Ce livre est le récit de l’histoire de photographies sur plaques de verre prises entre 1903 et 1914 par Hippolyte Laurent, alors infirmier de l’asile départemental de Bron, actuel Centre Hospitalier Spécialisé (CHS) du Vinatier. Les 103 images sélectionnées appartiennent à un fonds de 423 plaques découvertes par hasard, déposées aux Archives Départementales du Rhône et de la Métropole de Lyon en 2019.
De par le nombre des photographies, la taille des négatifs, l’époque de prise de vue, ainsi que la profession du photographe amateur, il s’agit d’un témoignage unique et précieux en France sur la vie et le travail infirmier dans un grand asile français avant la première guerre mondiale. Ces photos complètent l’iconographie existante, jusqu’alors assez limitée en quantité et reflétant généralement un regard extérieur (cartes postales) ou descendant lorsque le preneur de vue était un médecin ou un cadre de direction.
L’auteur a suivi le fil rouge familial et s’est appuyé sur les archives pour tenter d’identifier lieux, dates, personnes et signification des scènes représentées. Il a également reconstitué les soins psychiatriques de l’époque essentiellement représentés par le traitement moral, l’alitement et la balnéothérapie. La patientèle des asiles était très différente de celle des hôpitaux psychiatriques actuels, avec une mortalité d'environ 10 % par an et le poids d’une maladie qui a actuellement quasi-disparu, la paralysie générale syphilitique.
Les photographies sont essentiellement des portraits d’infirmiers et infirmières, d’employés, de personnages en civil et de quelques patients. Les scènes photographiées sont souvent représentées avec facétie et les infirmiers posent avec une certaine fierté professionnelle. Le personnel soignant, résidant dans les services d’hospitalisation, menait une vie communautaire avec les patients.

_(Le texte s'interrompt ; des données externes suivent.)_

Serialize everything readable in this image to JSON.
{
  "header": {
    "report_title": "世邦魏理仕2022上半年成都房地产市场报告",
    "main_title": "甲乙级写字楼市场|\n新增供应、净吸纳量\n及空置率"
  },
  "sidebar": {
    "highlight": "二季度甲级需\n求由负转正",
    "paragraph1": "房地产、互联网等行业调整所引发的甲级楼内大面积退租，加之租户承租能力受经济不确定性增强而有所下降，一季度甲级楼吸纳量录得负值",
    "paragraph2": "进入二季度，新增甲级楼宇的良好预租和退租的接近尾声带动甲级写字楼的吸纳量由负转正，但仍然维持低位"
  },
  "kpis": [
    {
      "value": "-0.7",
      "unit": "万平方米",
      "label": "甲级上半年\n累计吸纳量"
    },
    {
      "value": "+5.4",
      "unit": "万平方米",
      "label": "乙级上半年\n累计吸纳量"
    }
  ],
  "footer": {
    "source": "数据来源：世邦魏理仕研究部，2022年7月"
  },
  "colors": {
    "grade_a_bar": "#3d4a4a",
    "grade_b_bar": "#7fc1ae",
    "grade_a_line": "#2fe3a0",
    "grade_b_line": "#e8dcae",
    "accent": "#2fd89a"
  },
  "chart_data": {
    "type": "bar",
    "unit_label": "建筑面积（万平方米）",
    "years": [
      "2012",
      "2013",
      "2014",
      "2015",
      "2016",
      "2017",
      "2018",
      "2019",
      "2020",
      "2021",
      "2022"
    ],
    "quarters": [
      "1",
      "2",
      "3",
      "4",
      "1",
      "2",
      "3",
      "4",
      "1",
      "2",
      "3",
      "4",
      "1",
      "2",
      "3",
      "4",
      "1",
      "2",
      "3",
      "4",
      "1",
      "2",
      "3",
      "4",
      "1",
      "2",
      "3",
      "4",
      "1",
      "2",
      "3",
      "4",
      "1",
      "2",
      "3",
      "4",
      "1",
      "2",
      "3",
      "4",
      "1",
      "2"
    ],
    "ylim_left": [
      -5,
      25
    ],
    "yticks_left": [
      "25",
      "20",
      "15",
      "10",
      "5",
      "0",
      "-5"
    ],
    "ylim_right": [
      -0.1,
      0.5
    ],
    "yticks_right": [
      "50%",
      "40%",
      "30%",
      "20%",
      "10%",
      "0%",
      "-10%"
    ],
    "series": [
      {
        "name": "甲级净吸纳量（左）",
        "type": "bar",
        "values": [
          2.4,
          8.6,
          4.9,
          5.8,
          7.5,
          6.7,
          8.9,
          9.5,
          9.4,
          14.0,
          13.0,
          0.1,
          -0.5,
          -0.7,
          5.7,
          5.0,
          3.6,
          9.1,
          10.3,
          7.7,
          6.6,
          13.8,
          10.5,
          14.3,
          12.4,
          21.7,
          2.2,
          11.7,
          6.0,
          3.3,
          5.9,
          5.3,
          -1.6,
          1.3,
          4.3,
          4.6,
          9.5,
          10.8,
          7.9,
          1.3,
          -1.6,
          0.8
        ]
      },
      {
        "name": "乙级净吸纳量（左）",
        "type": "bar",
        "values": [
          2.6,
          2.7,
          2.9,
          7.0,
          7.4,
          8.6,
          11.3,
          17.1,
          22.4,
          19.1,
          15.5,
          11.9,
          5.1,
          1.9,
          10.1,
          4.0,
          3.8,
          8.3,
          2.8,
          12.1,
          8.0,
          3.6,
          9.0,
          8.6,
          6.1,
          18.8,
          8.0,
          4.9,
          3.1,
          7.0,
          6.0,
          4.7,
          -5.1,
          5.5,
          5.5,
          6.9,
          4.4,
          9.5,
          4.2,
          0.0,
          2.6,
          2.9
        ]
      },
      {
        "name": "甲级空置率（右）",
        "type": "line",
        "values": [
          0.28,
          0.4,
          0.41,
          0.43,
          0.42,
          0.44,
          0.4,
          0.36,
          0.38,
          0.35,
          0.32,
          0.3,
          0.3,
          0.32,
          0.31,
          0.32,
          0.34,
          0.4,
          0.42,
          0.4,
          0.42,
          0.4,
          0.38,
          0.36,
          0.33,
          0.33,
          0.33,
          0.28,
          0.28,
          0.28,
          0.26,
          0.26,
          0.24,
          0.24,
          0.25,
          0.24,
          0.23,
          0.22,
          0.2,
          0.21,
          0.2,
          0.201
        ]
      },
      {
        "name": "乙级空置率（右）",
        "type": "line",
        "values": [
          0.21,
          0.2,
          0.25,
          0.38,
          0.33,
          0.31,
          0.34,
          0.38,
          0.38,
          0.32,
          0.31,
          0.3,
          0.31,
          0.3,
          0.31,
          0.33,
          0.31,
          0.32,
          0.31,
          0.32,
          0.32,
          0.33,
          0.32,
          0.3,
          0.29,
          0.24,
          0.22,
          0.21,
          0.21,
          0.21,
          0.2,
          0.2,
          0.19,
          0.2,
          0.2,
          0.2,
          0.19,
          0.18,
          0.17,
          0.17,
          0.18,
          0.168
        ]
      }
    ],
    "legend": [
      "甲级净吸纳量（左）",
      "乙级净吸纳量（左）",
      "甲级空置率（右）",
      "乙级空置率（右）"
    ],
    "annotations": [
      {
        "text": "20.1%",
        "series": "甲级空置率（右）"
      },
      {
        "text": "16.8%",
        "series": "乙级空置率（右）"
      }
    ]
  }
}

Cette série de photographies est contemporaine d’une évolution de la profession infirmière qui sort de la domesticité et se professionnalise. Son niveau d’instruction augmente. Un syndicat se met en place, l’asile instaure un brevet professionnel local d’infirmier et cherche à aménager la règle du service continu, source d’un turn-over important, en autorisant les chefs de quartier à se marier.
Les soins psychiatriques étaient essentiellement portés par les infirmiers en raison de la sous-médicalisation mais la surpopulation de l’asile menaçait ce dispositif fragile, qui va voler en éclat en 1914.
Le relief donné par la recherche de l’identité des personnages rapproche ce récit d’une écriture romanesque. Cette recherche questionne les idées reçues et stéréotypes sur l’asile.
Ce livre a été distingué par un Prix Spécial Jean Garrabé de la revue l'Évolution Psychiatrique 2021.